Não interessa o quanto bagunçava sua casa, ela sempre voltava arrumada. 
"A mesma lasanha, o mesmo programa na tv, a mesma monotonia na janela. O que tudo aquilo representa? Teste de sanidade? Homem nenhum pode com isso!"
Se levanta e pega a arma. 
-Ao fim, espero ter a certeza de não acordar-
Com leves suspiros enfia o cano na boca fecha os olhos, toma coragem, bang!

Dia 57
Nem se matar podia! Estava pronto para aceitar aquela loucura e viver daquela monotonia. 
Hora do almoço. Põe a lasanha para esquentar. Pensava naquela rachadura. Nenhum dos outros dias teve tal marca de diferença! O que havia naquela parede?

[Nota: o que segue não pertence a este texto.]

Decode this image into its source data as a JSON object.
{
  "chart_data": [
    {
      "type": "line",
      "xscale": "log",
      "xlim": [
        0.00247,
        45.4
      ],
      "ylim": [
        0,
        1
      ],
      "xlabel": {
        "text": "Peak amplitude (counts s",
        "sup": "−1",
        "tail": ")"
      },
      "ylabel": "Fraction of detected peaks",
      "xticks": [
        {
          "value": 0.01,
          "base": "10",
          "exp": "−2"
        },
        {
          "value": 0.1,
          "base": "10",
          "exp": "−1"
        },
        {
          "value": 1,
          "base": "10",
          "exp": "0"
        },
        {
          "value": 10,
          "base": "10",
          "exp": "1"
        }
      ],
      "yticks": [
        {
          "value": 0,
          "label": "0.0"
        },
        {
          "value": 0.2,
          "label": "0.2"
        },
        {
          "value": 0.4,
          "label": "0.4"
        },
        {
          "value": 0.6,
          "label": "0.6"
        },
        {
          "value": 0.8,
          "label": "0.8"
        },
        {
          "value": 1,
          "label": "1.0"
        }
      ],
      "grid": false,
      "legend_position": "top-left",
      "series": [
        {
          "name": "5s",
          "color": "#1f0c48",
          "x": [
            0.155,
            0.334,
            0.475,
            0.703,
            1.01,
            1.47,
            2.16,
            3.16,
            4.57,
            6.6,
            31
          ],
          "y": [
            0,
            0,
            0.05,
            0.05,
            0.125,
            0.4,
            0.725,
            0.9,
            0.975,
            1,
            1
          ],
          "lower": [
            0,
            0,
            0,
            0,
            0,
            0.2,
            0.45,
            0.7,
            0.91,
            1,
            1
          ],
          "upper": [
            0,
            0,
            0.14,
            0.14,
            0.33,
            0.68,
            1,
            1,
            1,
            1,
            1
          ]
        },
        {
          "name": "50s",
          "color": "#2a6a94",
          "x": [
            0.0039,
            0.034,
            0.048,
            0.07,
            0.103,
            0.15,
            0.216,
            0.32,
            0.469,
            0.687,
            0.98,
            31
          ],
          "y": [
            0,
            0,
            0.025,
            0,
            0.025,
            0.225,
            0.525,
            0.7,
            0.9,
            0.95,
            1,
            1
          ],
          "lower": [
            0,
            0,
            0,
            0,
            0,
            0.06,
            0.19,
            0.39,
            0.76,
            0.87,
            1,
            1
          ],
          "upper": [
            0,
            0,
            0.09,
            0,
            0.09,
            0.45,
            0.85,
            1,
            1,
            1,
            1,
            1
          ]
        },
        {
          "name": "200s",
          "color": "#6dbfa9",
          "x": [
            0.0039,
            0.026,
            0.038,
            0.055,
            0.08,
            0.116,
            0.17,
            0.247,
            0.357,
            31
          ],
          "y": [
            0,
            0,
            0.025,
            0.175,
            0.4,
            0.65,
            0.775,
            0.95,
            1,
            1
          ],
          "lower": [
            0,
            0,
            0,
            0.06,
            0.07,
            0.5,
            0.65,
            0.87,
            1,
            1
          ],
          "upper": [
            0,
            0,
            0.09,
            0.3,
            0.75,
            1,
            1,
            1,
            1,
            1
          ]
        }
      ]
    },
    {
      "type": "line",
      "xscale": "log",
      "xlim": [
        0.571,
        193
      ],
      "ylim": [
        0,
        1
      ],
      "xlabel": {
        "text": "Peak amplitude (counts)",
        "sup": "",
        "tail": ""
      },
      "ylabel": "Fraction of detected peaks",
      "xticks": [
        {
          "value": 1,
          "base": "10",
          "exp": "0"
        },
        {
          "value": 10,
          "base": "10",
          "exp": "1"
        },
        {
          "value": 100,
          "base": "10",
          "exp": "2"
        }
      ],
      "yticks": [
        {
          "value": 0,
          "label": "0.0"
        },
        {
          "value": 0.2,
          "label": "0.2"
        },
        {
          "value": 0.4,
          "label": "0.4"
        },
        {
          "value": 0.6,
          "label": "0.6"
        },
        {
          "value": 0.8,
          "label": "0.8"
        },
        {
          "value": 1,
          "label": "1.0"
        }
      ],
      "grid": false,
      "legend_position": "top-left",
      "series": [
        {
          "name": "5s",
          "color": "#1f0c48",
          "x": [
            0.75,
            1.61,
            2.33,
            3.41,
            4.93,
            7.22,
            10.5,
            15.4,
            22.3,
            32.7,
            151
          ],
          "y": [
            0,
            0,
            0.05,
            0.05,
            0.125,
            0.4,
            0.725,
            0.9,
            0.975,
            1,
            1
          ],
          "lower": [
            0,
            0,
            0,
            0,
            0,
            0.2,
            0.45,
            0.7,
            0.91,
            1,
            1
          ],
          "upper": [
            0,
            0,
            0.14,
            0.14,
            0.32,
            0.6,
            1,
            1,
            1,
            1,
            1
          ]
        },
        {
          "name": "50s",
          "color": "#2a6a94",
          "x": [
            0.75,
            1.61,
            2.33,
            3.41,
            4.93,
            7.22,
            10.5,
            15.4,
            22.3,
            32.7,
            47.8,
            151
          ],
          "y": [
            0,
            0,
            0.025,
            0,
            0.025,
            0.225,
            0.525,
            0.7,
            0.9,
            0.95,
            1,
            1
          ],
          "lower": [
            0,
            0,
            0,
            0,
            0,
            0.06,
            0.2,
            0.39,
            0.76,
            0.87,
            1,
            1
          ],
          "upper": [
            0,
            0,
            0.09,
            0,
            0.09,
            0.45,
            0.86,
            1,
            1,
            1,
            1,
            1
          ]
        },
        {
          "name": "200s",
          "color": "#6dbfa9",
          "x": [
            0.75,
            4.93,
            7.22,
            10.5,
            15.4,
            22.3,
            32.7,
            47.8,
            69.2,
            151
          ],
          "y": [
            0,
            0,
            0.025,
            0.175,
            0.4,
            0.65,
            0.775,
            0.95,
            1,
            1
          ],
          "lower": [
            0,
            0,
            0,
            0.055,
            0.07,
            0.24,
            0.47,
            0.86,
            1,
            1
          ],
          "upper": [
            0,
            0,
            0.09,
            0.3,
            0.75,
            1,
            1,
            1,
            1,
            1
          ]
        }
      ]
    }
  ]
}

Antes que pudesse terminar de esquentar seu almoço ouve o som da porta abrir.
Ninguém entra. Era sua deixa. Queria aquilo mais que tudo, logo, não mede esforços e encabeça para fora do apartamento. 
Um longo e frio corredor. Cheio de outros apartamentos, esse corredor ia de horizonte há horizonte! 
A próxima porta para esquerda tinha o número "58" marcado. Sua porta continha o número "57". 
Trancada, não havia como saber o que havia lá! Decidiu seguir no corredor, pois tinha esperança de encontrar uma saída.
Porém a porta de número "82" estava aberta! Espiando de leve, decide adentrar. 
Apartamento organizado, e familiar. Era idêntico ao seu! 
A lasanha, o programa na tv, a perspectiva na janela que tbm não mudou. Foi ver o quarto. Espantou-se ao entrar. Não podia acreditar. Foi se logo para a cozinha e pegou uma faca! 
Com um grito pula na cama e enfia a faca no peito de alguém. Era no seu próprio peito. Um homem igual a Cesar ali dormia no meio do dia! Esse ao receber os golpes nada expõe. Nenhuma diferença na respiração. Achava estar em coma. Como podia ver ele mesmo ali, sangrando, parecendo morto? 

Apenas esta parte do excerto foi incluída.